When architects design their own home it’s an opportunity to push their boundaries and test their ideas. This house is the new family home of architect Tim Hill of Tandem Design Studio. Completed in 2016, it was a chance for Tim to experiment and innovate and to create a house that reflected and expressed his interests: how it contributes to the visual language of the neighbourhood, integrates pocket gardens, encourages different readings of meaning and minimises the environmental impact of its design. It also demonstrates how constraints spur creativity as the awkward block of land gives rise to a form that evokes a variety of imaginative descriptions.

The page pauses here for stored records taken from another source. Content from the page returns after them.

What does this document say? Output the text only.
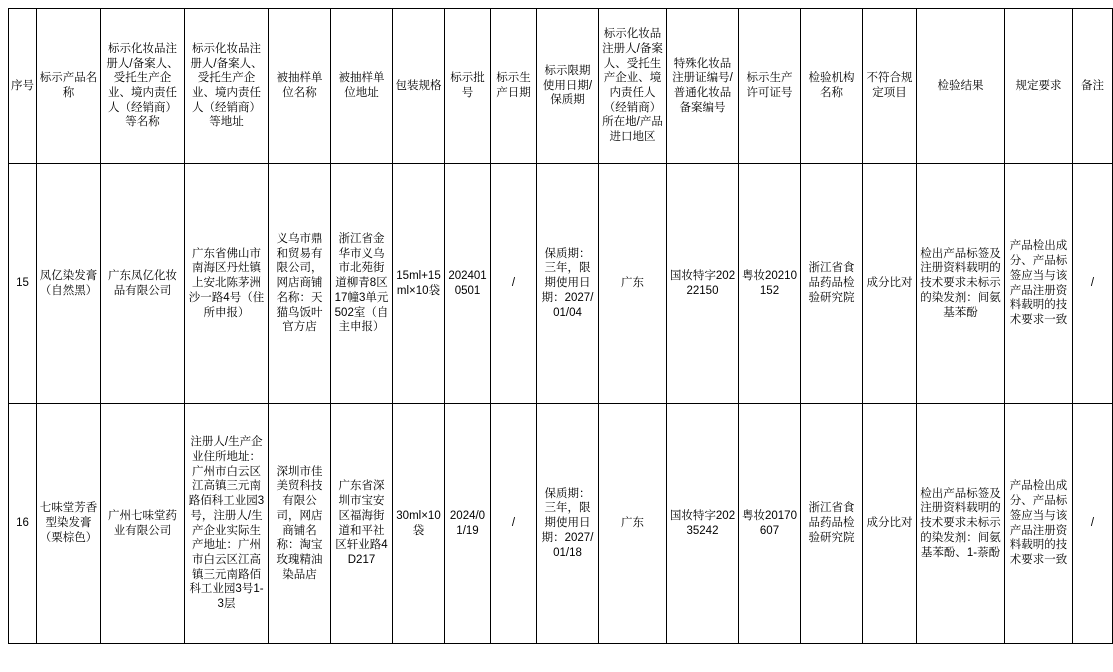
序号	标示产品名称	标示化妆品注册人/备案人、受托生产企业、境内责任人（经销商）等名称	标示化妆品注册人/备案人、受托生产企业、境内责任人（经销商）等地址	被抽样单位名称	被抽样单位地址	包装规格	标示批号	标示生产日期	标示限期使用日期/保质期	标示化妆品注册人/备案人、受托生产企业、境内责任人（经销商）所在地/产品进口地区	特殊化妆品注册证编号/普通化妆品备案编号	标示生产许可证号	检验机构名称	不符合规定项目	检验结果	规定要求	备注
15	凤亿染发膏（自然黑）	广东凤亿化妆品有限公司	广东省佛山市南海区丹灶镇上安北陈茅洲沙一路4号（住所申报）	义乌市鼎和贸易有限公司，网店商铺名称：天猫鸟饭叶官方店	浙江省金华市义乌市北苑街道柳青8区17幢3单元502室（自主申报）	15ml+15ml×10袋	2024010501	/	保质期：三年，限期使用日期：2027/01/04	广东	国妆特字20222150	粤妆20210152	浙江省食品药品检验研究院	成分比对	检出产品标签及注册资料载明的技术要求未标示的染发剂：间氨基苯酚	产品检出成分、产品标签应当与该产品注册资料载明的技术要求一致	/
16	七味堂芳香型染发膏（栗棕色）	广州七味堂药业有限公司	注册人/生产企业住所地址：广州市白云区江高镇三元南路佰科工业园3号，注册人/生产企业实际生产地址：广州市白云区江高镇三元南路佰科工业园3号1-3层	深圳市佳美贸科技有限公司，网店商铺名称：淘宝玫瑰精油染品店	广东省深圳市宝安区福海街道和平社区轩业路4D217	30ml×10袋	2024/01/19	/	保质期：三年，限期使用日期：2027/01/18	广东	国妆特字20235242	粤妆20170607	浙江省食品药品检验研究院	成分比对	检出产品标签及注册资料载明的技术要求未标示的染发剂：间氨基苯酚、1-萘酚	产品检出成分、产品标签应当与该产品注册资料载明的技术要求一致	/
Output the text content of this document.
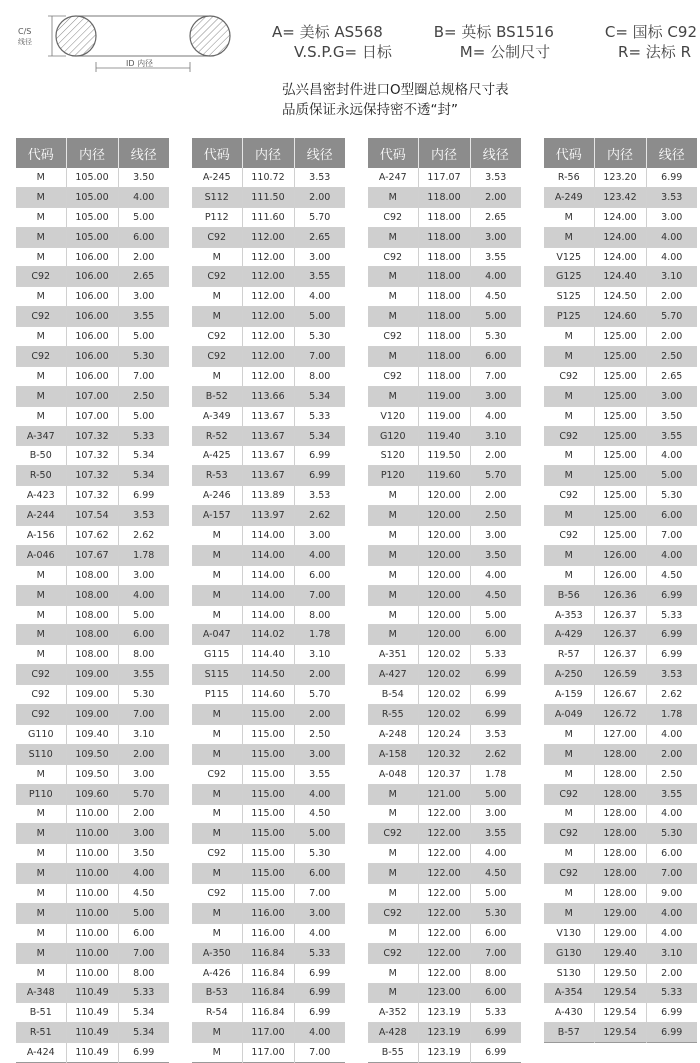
C/S
线径
ID 内径
A= 美标 AS568	B= 英标 BS1516	C= 国标 C92
V.S.P.G= 日标	M= 公制尺寸	R= 法标 R
弘兴昌密封件进口O型圈总规格尺寸表
品质保证永远保持密不透“封”
代码	内径	线径
M	105.00	3.50
M	105.00	4.00
M	105.00	5.00
M	105.00	6.00
M	106.00	2.00
C92	106.00	2.65
M	106.00	3.00
C92	106.00	3.55
M	106.00	5.00
C92	106.00	5.30
M	106.00	7.00
M	107.00	2.50
M	107.00	5.00
A-347	107.32	5.33
B-50	107.32	5.34
R-50	107.32	5.34
A-423	107.32	6.99
A-244	107.54	3.53
A-156	107.62	2.62
A-046	107.67	1.78
M	108.00	3.00
M	108.00	4.00
M	108.00	5.00
M	108.00	6.00
M	108.00	8.00
C92	109.00	3.55
C92	109.00	5.30
C92	109.00	7.00
G110	109.40	3.10
S110	109.50	2.00
M	109.50	3.00
P110	109.60	5.70
M	110.00	2.00
M	110.00	3.00
M	110.00	3.50
M	110.00	4.00
M	110.00	4.50
M	110.00	5.00
M	110.00	6.00
M	110.00	7.00
M	110.00	8.00
A-348	110.49	5.33
B-51	110.49	5.34
R-51	110.49	5.34
A-424	110.49	6.99
代码	内径	线径
A-245	110.72	3.53
S112	111.50	2.00
P112	111.60	5.70
C92	112.00	2.65
M	112.00	3.00
C92	112.00	3.55
M	112.00	4.00
M	112.00	5.00
C92	112.00	5.30
C92	112.00	7.00
M	112.00	8.00
B-52	113.66	5.34
A-349	113.67	5.33
R-52	113.67	5.34
A-425	113.67	6.99
R-53	113.67	6.99
A-246	113.89	3.53
A-157	113.97	2.62
M	114.00	3.00
M	114.00	4.00
M	114.00	6.00
M	114.00	7.00
M	114.00	8.00
A-047	114.02	1.78
G115	114.40	3.10
S115	114.50	2.00
P115	114.60	5.70
M	115.00	2.00
M	115.00	2.50
M	115.00	3.00
C92	115.00	3.55
M	115.00	4.00
M	115.00	4.50
M	115.00	5.00
C92	115.00	5.30
M	115.00	6.00
C92	115.00	7.00
M	116.00	3.00
M	116.00	4.00
A-350	116.84	5.33
A-426	116.84	6.99
B-53	116.84	6.99
R-54	116.84	6.99
M	117.00	4.00
M	117.00	7.00
代码	内径	线径
A-247	117.07	3.53
M	118.00	2.00
C92	118.00	2.65
M	118.00	3.00
C92	118.00	3.55
M	118.00	4.00
M	118.00	4.50
M	118.00	5.00
C92	118.00	5.30
M	118.00	6.00
C92	118.00	7.00
M	119.00	3.00
V120	119.00	4.00
G120	119.40	3.10
S120	119.50	2.00
P120	119.60	5.70
M	120.00	2.00
M	120.00	2.50
M	120.00	3.00
M	120.00	3.50
M	120.00	4.00
M	120.00	4.50
M	120.00	5.00
M	120.00	6.00
A-351	120.02	5.33
A-427	120.02	6.99
B-54	120.02	6.99
R-55	120.02	6.99
A-248	120.24	3.53
A-158	120.32	2.62
A-048	120.37	1.78
M	121.00	5.00
M	122.00	3.00
C92	122.00	3.55
M	122.00	4.00
M	122.00	4.50
M	122.00	5.00
C92	122.00	5.30
M	122.00	6.00
C92	122.00	7.00
M	122.00	8.00
M	123.00	6.00
A-352	123.19	5.33
A-428	123.19	6.99
B-55	123.19	6.99
代码	内径	线径
R-56	123.20	6.99
A-249	123.42	3.53
M	124.00	3.00
M	124.00	4.00
V125	124.00	4.00
G125	124.40	3.10
S125	124.50	2.00
P125	124.60	5.70
M	125.00	2.00
M	125.00	2.50
C92	125.00	2.65
M	125.00	3.00
M	125.00	3.50
C92	125.00	3.55
M	125.00	4.00
M	125.00	5.00
C92	125.00	5.30
M	125.00	6.00
C92	125.00	7.00
M	126.00	4.00
M	126.00	4.50
B-56	126.36	6.99
A-353	126.37	5.33
A-429	126.37	6.99
R-57	126.37	6.99
A-250	126.59	3.53
A-159	126.67	2.62
A-049	126.72	1.78
M	127.00	4.00
M	128.00	2.00
M	128.00	2.50
C92	128.00	3.55
M	128.00	4.00
C92	128.00	5.30
M	128.00	6.00
C92	128.00	7.00
M	128.00	9.00
M	129.00	4.00
V130	129.00	4.00
G130	129.40	3.10
S130	129.50	2.00
A-354	129.54	5.33
A-430	129.54	6.99
B-57	129.54	6.99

Faced with an irregular, triangular site, Tim designed the footprint of the house to somewhat mimic the shape of the block as it narrows in the rear, while its curving lines depart from its geometry and create fuller interior spaces. With dips and turns and dimples, the forms and volumes of the house, which remind Tim of a “coral bommie,” makes way for sunlit gardens and entrances.

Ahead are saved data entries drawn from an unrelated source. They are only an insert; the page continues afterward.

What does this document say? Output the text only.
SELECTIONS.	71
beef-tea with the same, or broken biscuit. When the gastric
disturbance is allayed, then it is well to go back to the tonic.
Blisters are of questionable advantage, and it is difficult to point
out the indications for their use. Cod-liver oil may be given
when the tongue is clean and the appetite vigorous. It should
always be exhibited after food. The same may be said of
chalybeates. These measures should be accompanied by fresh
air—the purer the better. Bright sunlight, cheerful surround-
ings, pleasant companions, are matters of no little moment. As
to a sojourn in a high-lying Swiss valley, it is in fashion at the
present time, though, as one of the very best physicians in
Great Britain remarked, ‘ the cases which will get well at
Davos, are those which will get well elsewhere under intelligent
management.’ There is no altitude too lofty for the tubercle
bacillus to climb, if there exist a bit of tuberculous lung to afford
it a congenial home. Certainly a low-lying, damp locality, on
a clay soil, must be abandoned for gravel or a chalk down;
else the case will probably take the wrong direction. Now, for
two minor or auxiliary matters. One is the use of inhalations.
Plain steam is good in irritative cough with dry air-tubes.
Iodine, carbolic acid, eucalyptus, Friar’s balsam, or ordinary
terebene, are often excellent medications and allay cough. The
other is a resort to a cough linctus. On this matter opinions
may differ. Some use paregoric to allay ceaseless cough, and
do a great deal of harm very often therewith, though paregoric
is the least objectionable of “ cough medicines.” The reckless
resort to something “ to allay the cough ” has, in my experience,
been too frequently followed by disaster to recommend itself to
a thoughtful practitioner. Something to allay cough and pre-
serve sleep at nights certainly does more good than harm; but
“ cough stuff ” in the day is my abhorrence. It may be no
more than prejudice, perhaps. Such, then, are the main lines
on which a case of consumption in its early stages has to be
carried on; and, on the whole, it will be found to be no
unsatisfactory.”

The house is clad in a pleated steel façade with a pearlescent metallic finish that enhances its sculptural form, “and looks like a whirling dress,” says Tim. The triangular ribs cast constantly changing shadows, and from a practical point of view they create diagonal bracing, stabilising the curving, asymmetric form. They also capture a layer of still air adding to the thermal performance of the envelope. Windows with deep rusted steel hoods pierce the façade and create private portholes.
Inside, the ground level is one large and open area with a double-heighted atrium. The family come together to cook, socialise, play and eat in the sunken lounge, kitchen and dining area, while upstairs the bedrooms and bathrooms are contained within three pods accessed by a staircase and bridge that hovers about the atrium.

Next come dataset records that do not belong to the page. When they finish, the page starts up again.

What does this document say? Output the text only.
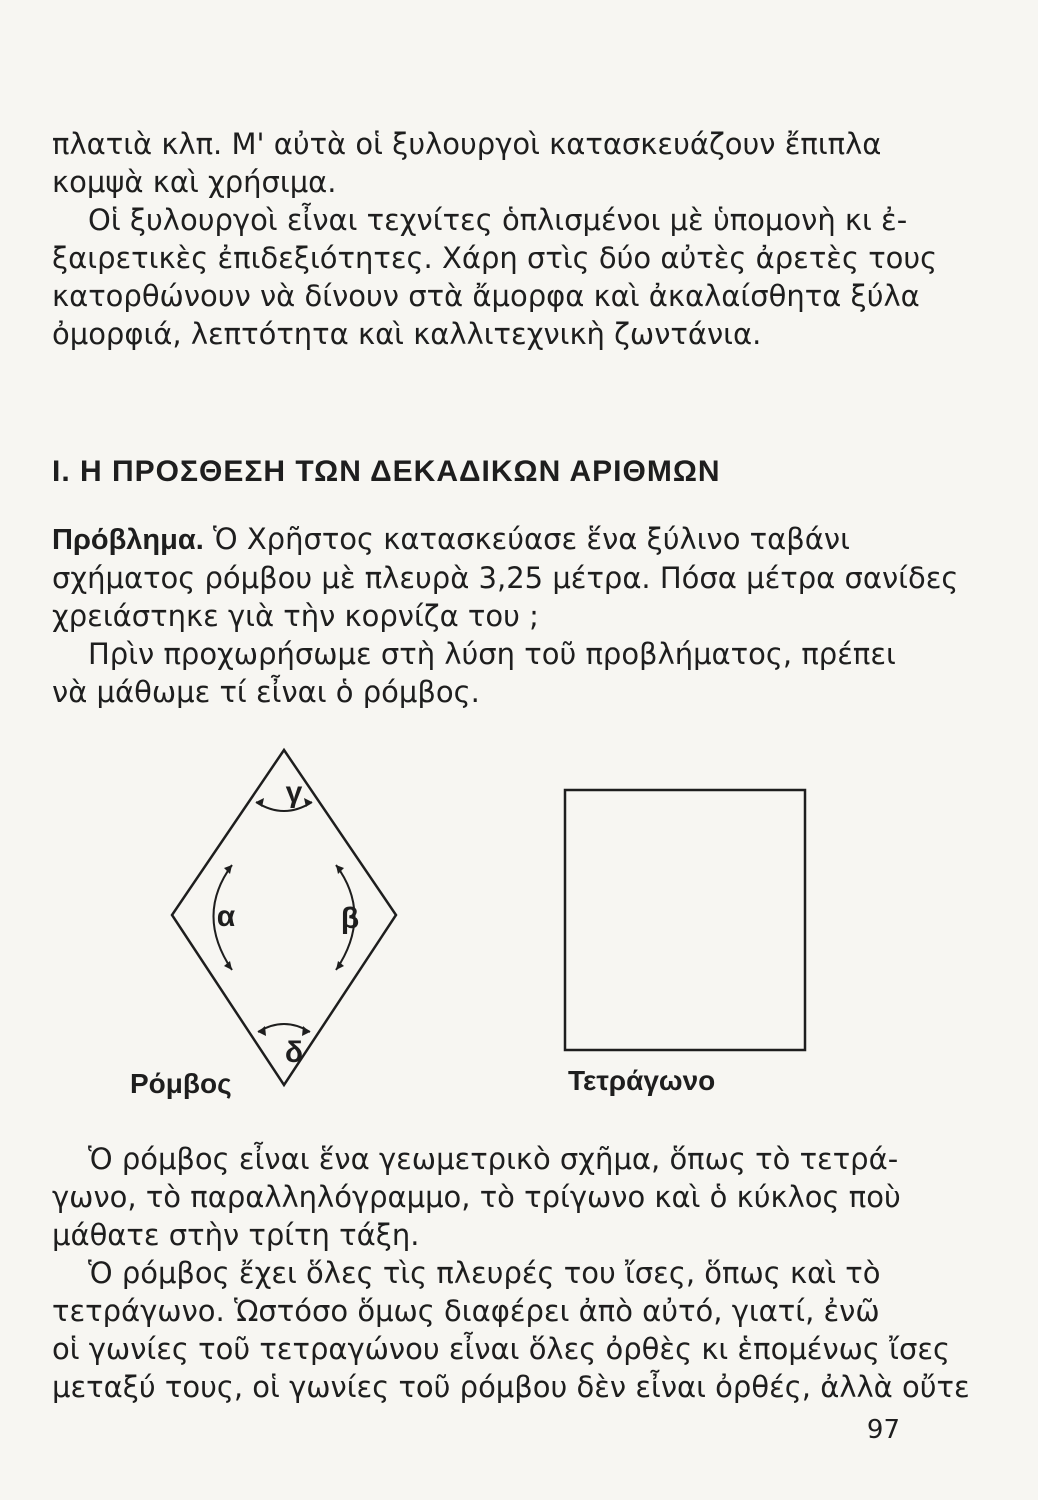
πλατιὰ κλπ. Μ' αὐτὰ οἱ ξυλουργοὶ κατασκευάζουν ἔπιπλα
κομψὰ καὶ χρήσιμα.
Οἱ ξυλουργοὶ εἶναι τεχνίτες ὁπλισμένοι μὲ ὑπομονὴ κι ἐ-
ξαιρετικὲς ἐπιδεξιότητες. Χάρη στὶς δύο αὐτὲς ἀρετὲς τους
κατορθώνουν νὰ δίνουν στὰ ἄμορφα καὶ ἀκαλαίσθητα ξύλα
ὀμορφιά, λεπτότητα καὶ καλλιτεχνικὴ ζωντάνια.
Ι. Η ΠΡΟΣΘΕΣΗ ΤΩΝ ΔΕΚΑΔΙΚΩΝ ΑΡΙΘΜΩΝ
Πρόβλημα. Ὁ Χρῆστος κατασκεύασε ἕνα ξύλινο ταβάνι
σχήματος ρόμβου μὲ πλευρὰ 3,25 μέτρα. Πόσα μέτρα σανίδες
χρειάστηκε γιὰ τὴν κορνίζα του ;
Πρὶν προχωρήσωμε στὴ λύση τοῦ προβλήματος, πρέπει
νὰ μάθωμε τί εἶναι ὁ ρόμβος.
γ
α	β
δ
Ρόμβος	Τετράγωνο
Ὁ ρόμβος εἶναι ἕνα γεωμετρικὸ σχῆμα, ὅπως τὸ τετρά-
γωνο, τὸ παραλληλόγραμμο, τὸ τρίγωνο καὶ ὁ κύκλος ποὺ
μάθατε στὴν τρίτη τάξη.
Ὁ ρόμβος ἔχει ὅλες τὶς πλευρές του ἴσες, ὅπως καὶ τὸ
τετράγωνο. Ὡστόσο ὅμως διαφέρει ἀπὸ αὐτό, γιατί, ἐνῶ
οἱ γωνίες τοῦ τετραγώνου εἶναι ὅλες ὀρθὲς κι ἑπομένως ἴσες
μεταξύ τους, οἱ γωνίες τοῦ ρόμβου δὲν εἶναι ὀρθές, ἀλλὰ οὔτε
97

The interior spaces are as just as sinuous and curving as the exterior of the house as they push against each other. “The house is an integrated solution; every bit of it hinges on every other bit, from the way the interiors press and bulge to the built-in furniture I designed to fit the shapes that emerged,” Tim explains. “Visitors have expressed that it looks like a boat, and being inside is like looking out through a water drop, or hiding inside a musical instrument. The form encourages many different readings and people can find their own meaning in the work, rather than prescribing one.”